Das Wichtigste in Kürze:

  • Die Gesetzeslage verbietet Cannabis in Österreich rigoros

  • Konsum und geringer Besitz ziehen jedoch häufig nur Therapiegespräche nach sich

  • Cannabis-Produkte mit einem THC-Gehalt von maximal 0,3 Prozent sind nicht verboten

Während in Deutschland zumindest der Konsum nicht unter Strafe steht und in der Schweiz der Besitz von bis zu zehn Gramm keine Strafe nach sich zieht, gehen die Österreicher zumindest in der Theorie etwas rigoroser gegen Cannabis vor. Marihuana fällt unter das Suchtmittelgesetz1 – und §27 dieses Gesetzes besagt, dass sich strafbar macht, wer Cannabis „erwirbt, besitzt, erzeugt, befördert, einführt, ausführt oder einem anderen anbietet, überlässt oder verschafft“. Das schließt in der Praxis – im Gegensatz zu Deutschland – auch den Konsum ein, da dieser unmittelbar auf den Besitz schließen lässt.
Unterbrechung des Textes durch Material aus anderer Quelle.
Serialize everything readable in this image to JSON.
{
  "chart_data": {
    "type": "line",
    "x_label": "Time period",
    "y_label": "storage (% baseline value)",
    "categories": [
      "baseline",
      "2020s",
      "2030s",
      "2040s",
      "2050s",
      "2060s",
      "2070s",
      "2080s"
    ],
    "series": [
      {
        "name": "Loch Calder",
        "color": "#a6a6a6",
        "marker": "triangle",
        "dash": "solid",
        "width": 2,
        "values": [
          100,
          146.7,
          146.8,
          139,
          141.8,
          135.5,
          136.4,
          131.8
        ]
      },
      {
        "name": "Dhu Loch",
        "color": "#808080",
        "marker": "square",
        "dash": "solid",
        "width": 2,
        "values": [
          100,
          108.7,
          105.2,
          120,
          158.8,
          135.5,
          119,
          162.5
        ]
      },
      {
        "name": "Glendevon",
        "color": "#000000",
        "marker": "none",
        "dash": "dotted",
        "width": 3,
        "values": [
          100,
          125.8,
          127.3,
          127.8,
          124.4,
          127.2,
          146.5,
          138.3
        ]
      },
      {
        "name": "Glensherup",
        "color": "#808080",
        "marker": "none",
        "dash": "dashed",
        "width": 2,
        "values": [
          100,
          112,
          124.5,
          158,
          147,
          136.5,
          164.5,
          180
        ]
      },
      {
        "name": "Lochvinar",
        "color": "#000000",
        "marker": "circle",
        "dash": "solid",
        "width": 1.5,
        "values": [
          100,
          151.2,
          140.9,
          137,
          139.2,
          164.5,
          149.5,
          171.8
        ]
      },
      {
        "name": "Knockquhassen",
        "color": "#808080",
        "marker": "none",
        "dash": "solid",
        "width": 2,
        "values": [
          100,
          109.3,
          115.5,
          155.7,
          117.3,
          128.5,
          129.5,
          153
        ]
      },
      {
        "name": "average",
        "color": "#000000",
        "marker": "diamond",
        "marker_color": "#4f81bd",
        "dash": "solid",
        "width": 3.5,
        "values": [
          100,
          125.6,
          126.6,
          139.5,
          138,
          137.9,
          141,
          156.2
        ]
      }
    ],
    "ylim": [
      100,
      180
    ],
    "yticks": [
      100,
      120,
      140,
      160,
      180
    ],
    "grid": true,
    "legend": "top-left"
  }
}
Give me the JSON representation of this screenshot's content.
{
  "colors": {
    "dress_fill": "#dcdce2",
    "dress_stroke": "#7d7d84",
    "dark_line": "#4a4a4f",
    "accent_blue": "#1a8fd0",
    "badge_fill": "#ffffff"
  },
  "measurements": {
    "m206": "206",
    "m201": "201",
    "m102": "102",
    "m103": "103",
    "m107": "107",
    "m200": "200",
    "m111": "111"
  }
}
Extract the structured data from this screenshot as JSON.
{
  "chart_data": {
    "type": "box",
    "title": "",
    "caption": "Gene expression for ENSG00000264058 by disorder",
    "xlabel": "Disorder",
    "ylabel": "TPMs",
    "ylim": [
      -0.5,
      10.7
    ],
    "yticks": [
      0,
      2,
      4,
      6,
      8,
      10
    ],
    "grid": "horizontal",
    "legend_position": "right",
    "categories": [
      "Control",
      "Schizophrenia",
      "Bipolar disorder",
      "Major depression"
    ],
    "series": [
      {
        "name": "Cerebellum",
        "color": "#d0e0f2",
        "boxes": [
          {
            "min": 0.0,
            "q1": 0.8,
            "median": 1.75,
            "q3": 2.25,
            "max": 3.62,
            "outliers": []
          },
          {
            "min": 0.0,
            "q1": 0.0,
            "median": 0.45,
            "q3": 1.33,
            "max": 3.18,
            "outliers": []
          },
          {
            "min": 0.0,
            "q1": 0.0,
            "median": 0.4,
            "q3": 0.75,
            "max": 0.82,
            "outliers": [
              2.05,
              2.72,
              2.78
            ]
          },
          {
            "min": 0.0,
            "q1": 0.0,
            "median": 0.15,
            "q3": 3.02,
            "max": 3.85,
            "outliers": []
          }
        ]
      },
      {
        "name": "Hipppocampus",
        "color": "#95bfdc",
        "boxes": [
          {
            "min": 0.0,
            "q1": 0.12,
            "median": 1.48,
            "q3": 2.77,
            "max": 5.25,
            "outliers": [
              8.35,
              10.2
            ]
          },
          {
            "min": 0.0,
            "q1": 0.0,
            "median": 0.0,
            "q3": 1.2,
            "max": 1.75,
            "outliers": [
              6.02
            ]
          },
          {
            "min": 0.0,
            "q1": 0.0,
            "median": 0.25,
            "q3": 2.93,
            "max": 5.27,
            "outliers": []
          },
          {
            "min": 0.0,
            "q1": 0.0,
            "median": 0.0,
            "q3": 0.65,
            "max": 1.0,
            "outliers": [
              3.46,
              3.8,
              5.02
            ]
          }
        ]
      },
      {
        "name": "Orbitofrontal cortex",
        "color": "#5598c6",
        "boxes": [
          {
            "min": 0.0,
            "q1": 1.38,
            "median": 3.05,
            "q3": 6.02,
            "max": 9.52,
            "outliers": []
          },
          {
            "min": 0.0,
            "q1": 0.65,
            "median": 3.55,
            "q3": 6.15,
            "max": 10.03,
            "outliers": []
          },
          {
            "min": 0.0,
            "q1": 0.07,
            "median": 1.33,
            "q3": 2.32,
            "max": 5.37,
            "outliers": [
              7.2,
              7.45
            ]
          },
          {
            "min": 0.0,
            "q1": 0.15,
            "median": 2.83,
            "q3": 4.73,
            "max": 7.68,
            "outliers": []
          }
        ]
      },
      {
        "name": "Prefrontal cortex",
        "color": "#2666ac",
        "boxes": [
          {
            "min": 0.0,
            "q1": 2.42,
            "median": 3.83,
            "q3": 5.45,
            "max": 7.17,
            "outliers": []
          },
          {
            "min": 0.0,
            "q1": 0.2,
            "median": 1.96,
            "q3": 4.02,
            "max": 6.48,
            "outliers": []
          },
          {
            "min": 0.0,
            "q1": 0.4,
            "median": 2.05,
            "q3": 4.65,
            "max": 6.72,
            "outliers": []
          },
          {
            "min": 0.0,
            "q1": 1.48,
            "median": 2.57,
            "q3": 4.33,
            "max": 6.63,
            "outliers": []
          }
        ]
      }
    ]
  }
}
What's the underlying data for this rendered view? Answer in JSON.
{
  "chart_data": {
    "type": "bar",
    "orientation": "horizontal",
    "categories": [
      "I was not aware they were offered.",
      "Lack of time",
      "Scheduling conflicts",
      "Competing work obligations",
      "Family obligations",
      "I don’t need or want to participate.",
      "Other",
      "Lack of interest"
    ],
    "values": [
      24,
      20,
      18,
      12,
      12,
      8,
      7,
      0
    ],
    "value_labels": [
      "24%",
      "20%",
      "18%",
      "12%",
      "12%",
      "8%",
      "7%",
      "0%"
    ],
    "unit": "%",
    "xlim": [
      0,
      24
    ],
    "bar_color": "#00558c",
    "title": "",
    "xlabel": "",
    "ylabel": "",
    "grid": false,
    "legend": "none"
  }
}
„Therapie statt Strafe“ trotz strenger Gesetze

Allgemein liegt das Strafmaß bei einem Vergehen bei einer Freiheitsstrafe von bis zu einem Jahr sowie deftigen Geldbußen. Auf den Handel von Marihuana stehen jedoch bis zu drei Jahre Freiheitsstrafe, während bei „persönlichem Gebrauch“ maximal eine Freiheitsstrafe von sechs Monaten in Frage kommt – und das auch nur bei Wiederholungstätern. Zunächst einmal kommt es nach dem Motto „Therapie statt Strafe“ zu Beratungsgesprächen und der regelmäßigen Abgabe von Urinproben.

Hanfshops in der gesetzlichen Grauzone

Der Anbau von Hanf ohne Suchtmittelgewinnung ist in der Alpenrepublik unterdessen straffrei. Und bei einem THC-Wert von maximal 0,3 Prozent fällt Cannabis nicht mehr unter das Suchtmittelgesetz und darf besessen, konsumiert und gehandelt werden. In der Praxis hat das zu zahlreichen Hanfshops in Österreich geführt, in denen auch Jungpflanzen und Triebe erworben können, aus denen wiederum THC-reiche Cannabis-Pflanzen wachsen können.